Archive for March, 2003

Secret Monster

Sunday, March 2nd, 2003

Duckie and I have this horrible habit of preying on each others real or imagined fears. We often work late into the night and keep one another awake and amused through a lethal mixture of aggravated fear and perverted cariacatures of people we unfortunately know.

One such cariacature is Andy, a slightly gaunt, 50 year old Vietnamese male coworker. He would be completely normal and impervious to the malaise of our minds were it not for ONE disturbing mannerism: he finishes his sentences by drawing his thin lips into the corners of his mouth and produces an odd slurping-sucking sound like the one of an obnoxious child, armed with a straw, refusing to acknowledge that there’s nothing left in his drink to slurp. Right then and there, we latch onto that trait and imagine what his pillow talk would sound like, how he’d come on to us in his Vietnamese-cafe-trolling fobby way, or how his orgasm noise might meld with this nightmarish mannerism.

Take all these machinations of our minds, and multiply it by hours, days, weeks and you’d arrive at 11:30 pm, office time. Our office is divided into three parts: the lobby, the main offices, and the back cubicles. Each section has its own light switch. After about 6-7pm, we turn off the lobby lights to save power. Duckie and I get up from our desks, head toward the lightswitch for the back area. The moment that happens, there’s a mad dash for the second light switch at the end of the hall way. There’s no telling who’ll be the victim on any particular night. Like the daily life and death struggle on the Serengeti plains, the weak and ill are the first to go. The moment Duckie and I sense a twitch or scuffle of laptop carrying bag, we strive to make sure the other will be the one left behind.

So the mad dash. It’s a few seconds that can seem like an eternity. I see Duckie’s fingers, in slow motion, reach for the second light switch and I brace myself for the damp shroud of darkness. After a whole day under the fluourescent lights, it’s so dark that I can feel a ripe, violet glow lingering on my lashes, blinding me further.
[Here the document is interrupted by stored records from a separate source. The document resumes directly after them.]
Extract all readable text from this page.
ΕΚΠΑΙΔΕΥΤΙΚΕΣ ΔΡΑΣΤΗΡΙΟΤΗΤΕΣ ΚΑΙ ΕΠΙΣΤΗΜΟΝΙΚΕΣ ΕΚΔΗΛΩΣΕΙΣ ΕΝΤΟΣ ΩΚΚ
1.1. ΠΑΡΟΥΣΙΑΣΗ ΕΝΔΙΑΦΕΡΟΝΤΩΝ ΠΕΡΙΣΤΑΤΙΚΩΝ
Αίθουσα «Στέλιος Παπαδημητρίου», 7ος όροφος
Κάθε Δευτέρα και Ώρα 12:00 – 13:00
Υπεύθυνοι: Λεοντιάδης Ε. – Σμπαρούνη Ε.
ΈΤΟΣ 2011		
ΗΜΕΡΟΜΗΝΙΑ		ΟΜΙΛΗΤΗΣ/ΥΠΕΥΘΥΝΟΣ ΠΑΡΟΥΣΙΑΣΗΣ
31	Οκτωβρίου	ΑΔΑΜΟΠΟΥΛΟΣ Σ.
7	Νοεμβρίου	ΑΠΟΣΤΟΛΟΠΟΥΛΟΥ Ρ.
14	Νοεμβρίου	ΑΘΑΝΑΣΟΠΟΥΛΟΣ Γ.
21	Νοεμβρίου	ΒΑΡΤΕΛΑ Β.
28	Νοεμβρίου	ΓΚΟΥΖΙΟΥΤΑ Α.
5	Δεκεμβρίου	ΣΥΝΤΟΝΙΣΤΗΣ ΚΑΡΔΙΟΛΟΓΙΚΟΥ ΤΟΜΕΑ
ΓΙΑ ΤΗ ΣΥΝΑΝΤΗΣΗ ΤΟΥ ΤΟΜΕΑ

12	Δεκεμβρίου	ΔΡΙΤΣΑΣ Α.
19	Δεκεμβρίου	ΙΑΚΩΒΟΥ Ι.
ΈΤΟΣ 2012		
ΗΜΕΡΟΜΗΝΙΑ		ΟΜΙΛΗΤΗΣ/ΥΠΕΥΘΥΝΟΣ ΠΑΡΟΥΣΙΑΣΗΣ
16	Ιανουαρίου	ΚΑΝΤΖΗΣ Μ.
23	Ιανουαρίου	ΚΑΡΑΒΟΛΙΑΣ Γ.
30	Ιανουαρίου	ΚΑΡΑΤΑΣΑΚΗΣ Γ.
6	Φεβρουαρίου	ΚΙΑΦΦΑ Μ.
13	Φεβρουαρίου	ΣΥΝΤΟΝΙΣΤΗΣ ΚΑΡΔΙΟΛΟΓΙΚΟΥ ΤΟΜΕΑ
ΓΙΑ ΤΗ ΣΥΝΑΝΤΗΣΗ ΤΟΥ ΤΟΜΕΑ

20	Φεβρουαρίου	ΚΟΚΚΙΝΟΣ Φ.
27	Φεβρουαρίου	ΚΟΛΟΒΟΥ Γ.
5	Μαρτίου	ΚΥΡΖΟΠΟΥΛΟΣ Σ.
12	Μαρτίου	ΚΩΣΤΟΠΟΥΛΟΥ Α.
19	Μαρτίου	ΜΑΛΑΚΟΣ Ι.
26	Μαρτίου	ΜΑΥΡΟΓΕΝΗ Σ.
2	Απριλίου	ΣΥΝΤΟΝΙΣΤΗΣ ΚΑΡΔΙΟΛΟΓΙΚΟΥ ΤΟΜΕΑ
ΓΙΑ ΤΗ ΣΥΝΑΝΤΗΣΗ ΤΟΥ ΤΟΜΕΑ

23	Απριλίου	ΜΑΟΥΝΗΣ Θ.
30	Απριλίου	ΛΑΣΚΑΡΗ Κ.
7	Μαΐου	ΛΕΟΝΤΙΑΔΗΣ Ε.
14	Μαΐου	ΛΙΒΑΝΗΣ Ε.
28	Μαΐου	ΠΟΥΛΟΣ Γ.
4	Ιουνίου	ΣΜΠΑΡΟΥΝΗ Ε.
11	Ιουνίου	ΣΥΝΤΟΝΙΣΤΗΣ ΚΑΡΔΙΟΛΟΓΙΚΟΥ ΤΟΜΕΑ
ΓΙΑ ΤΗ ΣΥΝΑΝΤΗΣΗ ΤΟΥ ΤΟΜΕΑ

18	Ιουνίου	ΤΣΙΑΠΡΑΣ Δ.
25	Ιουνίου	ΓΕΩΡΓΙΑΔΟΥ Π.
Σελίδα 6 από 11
In the next epic second, my mind brings back all the monsters we created that day for an encore.

*thhhwwwiiickkkkkkkkk*
*thhhhwwwiiwwwwwiwiwwiccccckkkk*

Good God. I can imagine the grinning Andy, sucking on his toothpick in happy anticipation of me…touching me. The fear is nearly paralyzing, but I work myself into a frenzy of mental counterstrike and I BECOME that monstrous creation. I hear Duckie’s girlish, nervous giggling, and I lunge blindly forward to avoid being the victim. I hear myself making that awful sucking sound with my teeth and lips as I swaddle my irrational fear in the monster’s mannerisms.

It’s a perversion of the archetypal romantic lovers’ nighttime meeting. Our fingers almost meet and the electricity of our proximity charges our symbiotic fear of Andy. We grope the darkness in a futile Kurosawan manner, hoping to locate the other, yet dreading the contact. When we finally grapple each other and are able to negate each other’s stealthy evil, there is a flurry of attacks and childish squealings of delight as we collectively conquer Andy. Yes, we’ve made it to the front door and all is well as the moonlight reveals us in our multi-splendored absurdity, real or imagined.